"Squeezed: Why Our Families Can't Afford America," Alissa Quart, Ecco/HarperCollins, 312 pages, $27.99.

It wasn't long ago that the term "middle class" suggested security, conformity and often complacency — a cohort that was such a reliable feature of postwar American life that it attracted not just political pandering but also cultural ridicule.

The stereotype included everyone from men in gray flannel suits to the slick professionals of "Thirtysomething," stuck or smug in their world of bourgeois comforts.

"Squeezed," a timely new book by the journalist and poet Alissa Quart, arrives at a moment when members of the middle class are no longer a robust demographic but an embattled and shrinking population, struggling to hold on to their delicate perch in an unforgiving economic order.

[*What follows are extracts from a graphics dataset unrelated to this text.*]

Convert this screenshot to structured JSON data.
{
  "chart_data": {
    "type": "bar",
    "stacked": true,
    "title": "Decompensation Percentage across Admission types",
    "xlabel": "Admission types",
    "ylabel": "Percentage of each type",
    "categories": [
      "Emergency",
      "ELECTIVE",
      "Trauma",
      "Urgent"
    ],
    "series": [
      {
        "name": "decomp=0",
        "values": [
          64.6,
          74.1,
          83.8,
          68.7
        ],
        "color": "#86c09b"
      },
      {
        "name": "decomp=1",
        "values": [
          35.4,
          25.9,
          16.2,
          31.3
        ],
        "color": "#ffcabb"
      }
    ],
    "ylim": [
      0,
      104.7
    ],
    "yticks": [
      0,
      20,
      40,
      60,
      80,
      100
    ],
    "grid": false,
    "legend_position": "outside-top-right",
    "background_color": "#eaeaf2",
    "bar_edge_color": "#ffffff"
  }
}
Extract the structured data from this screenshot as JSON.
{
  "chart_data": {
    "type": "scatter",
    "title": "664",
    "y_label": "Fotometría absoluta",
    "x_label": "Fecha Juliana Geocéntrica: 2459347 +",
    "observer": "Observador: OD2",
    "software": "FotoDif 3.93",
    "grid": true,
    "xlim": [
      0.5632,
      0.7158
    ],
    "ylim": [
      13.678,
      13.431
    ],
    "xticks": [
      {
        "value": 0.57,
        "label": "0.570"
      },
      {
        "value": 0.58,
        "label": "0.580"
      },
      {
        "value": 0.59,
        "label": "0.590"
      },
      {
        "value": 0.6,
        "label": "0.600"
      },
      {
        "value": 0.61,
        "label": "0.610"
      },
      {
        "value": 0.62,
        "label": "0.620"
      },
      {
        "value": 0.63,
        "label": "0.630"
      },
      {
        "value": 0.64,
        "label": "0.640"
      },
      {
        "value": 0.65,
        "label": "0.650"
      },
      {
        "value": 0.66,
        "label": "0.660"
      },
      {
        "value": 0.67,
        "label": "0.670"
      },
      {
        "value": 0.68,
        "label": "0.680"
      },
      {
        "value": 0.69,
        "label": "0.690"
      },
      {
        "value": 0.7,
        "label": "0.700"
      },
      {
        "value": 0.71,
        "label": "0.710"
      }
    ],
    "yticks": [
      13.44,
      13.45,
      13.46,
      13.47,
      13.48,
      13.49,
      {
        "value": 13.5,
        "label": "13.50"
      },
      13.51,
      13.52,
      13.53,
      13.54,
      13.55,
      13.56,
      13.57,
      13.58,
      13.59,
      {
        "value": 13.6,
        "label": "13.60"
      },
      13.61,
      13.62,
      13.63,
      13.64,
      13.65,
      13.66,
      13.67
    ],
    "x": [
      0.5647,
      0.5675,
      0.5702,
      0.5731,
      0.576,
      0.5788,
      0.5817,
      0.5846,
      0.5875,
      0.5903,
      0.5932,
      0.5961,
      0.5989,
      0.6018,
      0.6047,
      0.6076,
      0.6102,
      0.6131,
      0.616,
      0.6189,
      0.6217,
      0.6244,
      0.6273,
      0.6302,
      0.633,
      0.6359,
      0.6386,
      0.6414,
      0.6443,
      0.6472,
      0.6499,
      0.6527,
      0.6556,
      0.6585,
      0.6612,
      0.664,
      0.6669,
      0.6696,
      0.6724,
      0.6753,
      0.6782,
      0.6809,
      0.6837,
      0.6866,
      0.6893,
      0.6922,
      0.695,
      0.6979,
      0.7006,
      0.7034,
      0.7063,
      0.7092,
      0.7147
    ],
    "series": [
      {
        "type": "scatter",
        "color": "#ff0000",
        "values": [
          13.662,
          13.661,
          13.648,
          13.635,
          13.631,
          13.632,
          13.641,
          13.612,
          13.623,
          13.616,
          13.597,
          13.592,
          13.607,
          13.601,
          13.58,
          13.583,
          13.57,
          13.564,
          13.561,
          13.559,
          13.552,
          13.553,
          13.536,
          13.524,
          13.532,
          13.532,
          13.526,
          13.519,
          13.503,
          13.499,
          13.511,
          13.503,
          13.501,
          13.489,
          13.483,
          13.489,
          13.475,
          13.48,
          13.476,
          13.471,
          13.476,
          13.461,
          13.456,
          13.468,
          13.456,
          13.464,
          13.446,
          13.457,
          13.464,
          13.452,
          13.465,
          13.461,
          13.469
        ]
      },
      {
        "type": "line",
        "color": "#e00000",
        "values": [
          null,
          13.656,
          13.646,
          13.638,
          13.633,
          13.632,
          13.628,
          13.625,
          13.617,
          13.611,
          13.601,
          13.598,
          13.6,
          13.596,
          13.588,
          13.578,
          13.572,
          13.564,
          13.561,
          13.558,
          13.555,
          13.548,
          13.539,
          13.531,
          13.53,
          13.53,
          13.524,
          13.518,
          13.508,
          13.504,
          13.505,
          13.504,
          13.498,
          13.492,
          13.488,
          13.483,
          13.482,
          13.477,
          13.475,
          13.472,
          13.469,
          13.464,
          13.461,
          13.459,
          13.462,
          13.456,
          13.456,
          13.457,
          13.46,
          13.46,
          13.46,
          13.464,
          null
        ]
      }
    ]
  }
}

Quart calls it "the Middle Precariat" — those who believed their educations and backgrounds would guarantee some financial stability. Her sharp reporting is reason enough to read "Squeezed," especially as she brings to light how parents try to cope with the financial strain of caring for children.

For all that legislators like to sentimentalize family values and hard work, they have largely abdicated their responsibility toward families, who are left to navigate a job market that prefers its employees childless and unencumbered.

The result is that hardworking parents resort to creative (but complicated and demanding) co-parenting arrangements or, as detailed in one unforgettable chapter, 24-hour day care.